Color flared in his thin face. “You mean when I am dead!”

“Well,” she said matter-of-factly, “you
will
die, one day, or become disabled by age. Why deny it? Find a solution, ‘Gosa. Do you think my time as the ducal mistress will last forever? Matra Dolcha, no! My time is limited, and I accept it … he will not keep me as long as he keeps you.”

He had stripped one thumb of nail; now he proceeded to the other. “I don’t know, Gitanna …”

Frustration clamped her teeth shut tightly. He was too shortsighted to fully understand the ramifications of what they needed to do, lest they suffer for its lack of success. “Coddle the boy,” she said. “Earn his trust, his affection. Make yourself indispensable to him.”

“What could I be to a ten-year-old child?”

“’Gosa,” she declared without leavening her disdain, “for a man who paints for a living you have an astonishing lack of imagination.”

It stung, as she intended. “Matra Dolcha, Gitanna—”

“Think,” she said plainly. “Think it through. Paint yourself a portrait, ‘Gosa. Surely you can do that.”

He glared at her, mutilated thumbs forgotten. “If this is how you speak to the Duke, it is no wonder he believes you fit only for bed-play!”

“Bassda,” she said wearily. “Go back to the Palasso and think on what I have said. We have presented it to Baltran in a straightforward manner, and we have failed. It is time for us to try another way.”

“He wants
proof.

“Then we shall have to find it,” Gitanna said calmly. “Or manufacture it.”

Saavedra stopped in the corridor before the narrow door of her tiny estuda’s cell. Beyond it lay her private world where she called her
own such things as a bed, a chest containing clothing, a table and stool before the deep-cut window. Little more, save for the necessities: a basin and ewer, a night pot behind a screen. And imagination.
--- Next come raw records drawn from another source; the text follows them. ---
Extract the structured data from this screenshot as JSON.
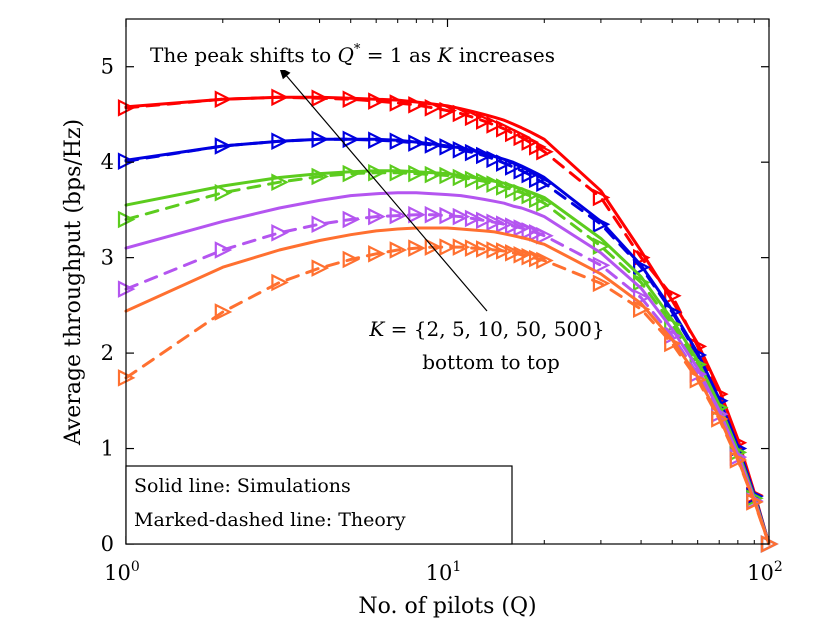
{
  "chart_data": {
    "type": "line",
    "xscale": "log",
    "xlabel": "No. of pilots (Q)",
    "ylabel": "Average throughput (bps/Hz)",
    "xlim": [
      1,
      100
    ],
    "ylim": [
      0,
      5.5
    ],
    "xticks": [
      {
        "value": 1,
        "base": "10",
        "exp": "0"
      },
      {
        "value": 10,
        "base": "10",
        "exp": "1"
      },
      {
        "value": 100,
        "base": "10",
        "exp": "2"
      }
    ],
    "yticks": [
      "0",
      "1",
      "2",
      "3",
      "4",
      "5"
    ],
    "x": [
      1,
      2,
      3,
      4,
      5,
      6,
      7,
      8,
      9,
      10,
      11,
      12,
      13,
      14,
      15,
      16,
      17,
      18,
      19,
      20,
      30,
      40,
      50,
      60,
      70,
      80,
      90,
      100
    ],
    "series": [
      {
        "name": "K=500 Simulation",
        "K": 500,
        "style": "solid",
        "color": "#ff0000",
        "values": [
          4.58,
          4.66,
          4.68,
          4.68,
          4.67,
          4.66,
          4.65,
          4.63,
          4.61,
          4.59,
          4.56,
          4.53,
          4.5,
          4.47,
          4.44,
          4.4,
          4.36,
          4.32,
          4.28,
          4.24,
          3.7,
          3.07,
          2.55,
          2.1,
          1.62,
          1.1,
          0.54,
          0.0
        ]
      },
      {
        "name": "K=500 Theory",
        "K": 500,
        "style": "marked-dashed",
        "color": "#ff0000",
        "values": [
          4.57,
          4.66,
          4.68,
          4.67,
          4.66,
          4.64,
          4.62,
          4.6,
          4.57,
          4.54,
          4.51,
          4.47,
          4.43,
          4.39,
          4.35,
          4.3,
          4.26,
          4.21,
          4.16,
          4.11,
          3.63,
          3.0,
          2.6,
          2.07,
          1.57,
          1.06,
          0.51,
          0.0
        ]
      },
      {
        "name": "K=50 Simulation",
        "K": 50,
        "style": "solid",
        "color": "#0000e0",
        "values": [
          4.02,
          4.17,
          4.22,
          4.24,
          4.24,
          4.24,
          4.23,
          4.21,
          4.19,
          4.17,
          4.15,
          4.12,
          4.09,
          4.06,
          4.03,
          4.0,
          3.96,
          3.92,
          3.88,
          3.84,
          3.38,
          2.92,
          2.45,
          2.0,
          1.52,
          1.03,
          0.52,
          0.0
        ]
      },
      {
        "name": "K=50 Theory",
        "K": 50,
        "style": "marked-dashed",
        "color": "#0000e0",
        "values": [
          4.01,
          4.17,
          4.22,
          4.24,
          4.24,
          4.23,
          4.22,
          4.2,
          4.18,
          4.16,
          4.13,
          4.1,
          4.07,
          4.03,
          3.99,
          3.95,
          3.91,
          3.87,
          3.82,
          3.78,
          3.35,
          2.9,
          2.43,
          1.98,
          1.5,
          1.0,
          0.5,
          0.0
        ]
      },
      {
        "name": "K=10 Simulation",
        "K": 10,
        "style": "solid",
        "color": "#5ccc1e",
        "values": [
          3.55,
          3.75,
          3.84,
          3.88,
          3.9,
          3.91,
          3.91,
          3.9,
          3.89,
          3.88,
          3.86,
          3.84,
          3.82,
          3.8,
          3.78,
          3.75,
          3.72,
          3.69,
          3.66,
          3.63,
          3.2,
          2.8,
          2.35,
          1.92,
          1.46,
          0.98,
          0.49,
          0.0
        ]
      },
      {
        "name": "K=10 Theory",
        "K": 10,
        "style": "marked-dashed",
        "color": "#5ccc1e",
        "values": [
          3.4,
          3.68,
          3.79,
          3.85,
          3.88,
          3.89,
          3.89,
          3.88,
          3.87,
          3.86,
          3.84,
          3.82,
          3.8,
          3.77,
          3.74,
          3.71,
          3.68,
          3.65,
          3.61,
          3.57,
          3.12,
          2.74,
          2.3,
          1.88,
          1.43,
          0.96,
          0.48,
          0.0
        ]
      },
      {
        "name": "K=5 Simulation",
        "K": 5,
        "style": "solid",
        "color": "#b455f0",
        "values": [
          3.1,
          3.38,
          3.52,
          3.6,
          3.65,
          3.67,
          3.68,
          3.68,
          3.67,
          3.66,
          3.65,
          3.63,
          3.61,
          3.59,
          3.57,
          3.54,
          3.52,
          3.49,
          3.46,
          3.43,
          3.05,
          2.68,
          2.25,
          1.84,
          1.4,
          0.94,
          0.47,
          0.0
        ]
      },
      {
        "name": "K=5 Theory",
        "K": 5,
        "style": "marked-dashed",
        "color": "#b455f0",
        "values": [
          2.67,
          3.08,
          3.26,
          3.35,
          3.4,
          3.43,
          3.44,
          3.45,
          3.45,
          3.44,
          3.43,
          3.41,
          3.39,
          3.37,
          3.35,
          3.33,
          3.31,
          3.28,
          3.26,
          3.23,
          2.92,
          2.58,
          2.18,
          1.78,
          1.36,
          0.91,
          0.45,
          0.0
        ]
      },
      {
        "name": "K=2 Simulation",
        "K": 2,
        "style": "solid",
        "color": "#ff7030",
        "values": [
          2.44,
          2.9,
          3.08,
          3.18,
          3.24,
          3.28,
          3.3,
          3.31,
          3.31,
          3.31,
          3.3,
          3.29,
          3.28,
          3.27,
          3.25,
          3.23,
          3.21,
          3.19,
          3.16,
          3.14,
          2.83,
          2.52,
          2.14,
          1.75,
          1.33,
          0.89,
          0.45,
          0.0
        ]
      },
      {
        "name": "K=2 Theory",
        "K": 2,
        "style": "marked-dashed",
        "color": "#ff7030",
        "values": [
          1.74,
          2.43,
          2.74,
          2.89,
          2.98,
          3.04,
          3.08,
          3.1,
          3.11,
          3.11,
          3.11,
          3.1,
          3.09,
          3.08,
          3.07,
          3.05,
          3.03,
          3.01,
          2.99,
          2.97,
          2.73,
          2.46,
          2.1,
          1.72,
          1.31,
          0.88,
          0.44,
          0.0
        ]
      }
    ],
    "annotations": {
      "peak": {
        "pre": "The peak shifts to ",
        "var1": "Q",
        "sup": "*",
        "mid": " = 1 as ",
        "var2": "K",
        "post": " increases"
      },
      "kset": {
        "var": "K",
        "eq": " = {2, 5, 10, 50, 500}"
      },
      "order": "bottom to top"
    },
    "legend": {
      "location": "lower-left",
      "lines": [
        "Solid line: Simulations",
        "Marked-dashed line: Theory"
      ]
    }
  }
}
The family believed that privation fed inspiration, that absolute privacy was necessary so that solitude encouraged exploration among the tools at her beck, such things as an understanding of proportion, the way the body fit together in the bending of a wrist, the way a corridor appeared broad at the near end but small at the far. There were classes to teach such things, but solitude refined it; a person left alone often created a world within the mind, and the artist put it to paper, to canvas, brought to life what was not real with such power as paint and chalk.

There were, of course, Grijalvas who did not exhibit the true-talent, who were no more than adequate; even those who lacked all artistic talent. Such persons were not condemned for this lack—the Matra did not bless everyone—but neither were they trained the way those who exhibited talent were. Saavedra was.

She had told Aguo Raimon the truth: Sario was her only friend. He had done her the courtesy of not telling her to find another, and for that she was grateful. Perhaps it was because he understood. He was after all a Grijalva, talented, Gifted— and he knew how the family was run. It was a city within the city, a smaller Meya Suerta that did not claim a Duke save for those men who by consensus had the ordering of the family “city.” Palasso Grijalva, the sprawling cluster of conjoined buildings fed by the blood of its people moving through corridors and courtyards, was a duchy in and of itself. The Grijalvas honored the do’Verradas in all ways—many of them had died for the do’Verradas—but they conducted family business independently, in perfect privacy.

And now in the midst of that privacy, that solitude, she would be punished for a transgression the depths of which even the Viehos Fratos did not know. Yes, she had burned the painting; that of itself was worthy of punishment. But she had also aided Sario, who had committed murder.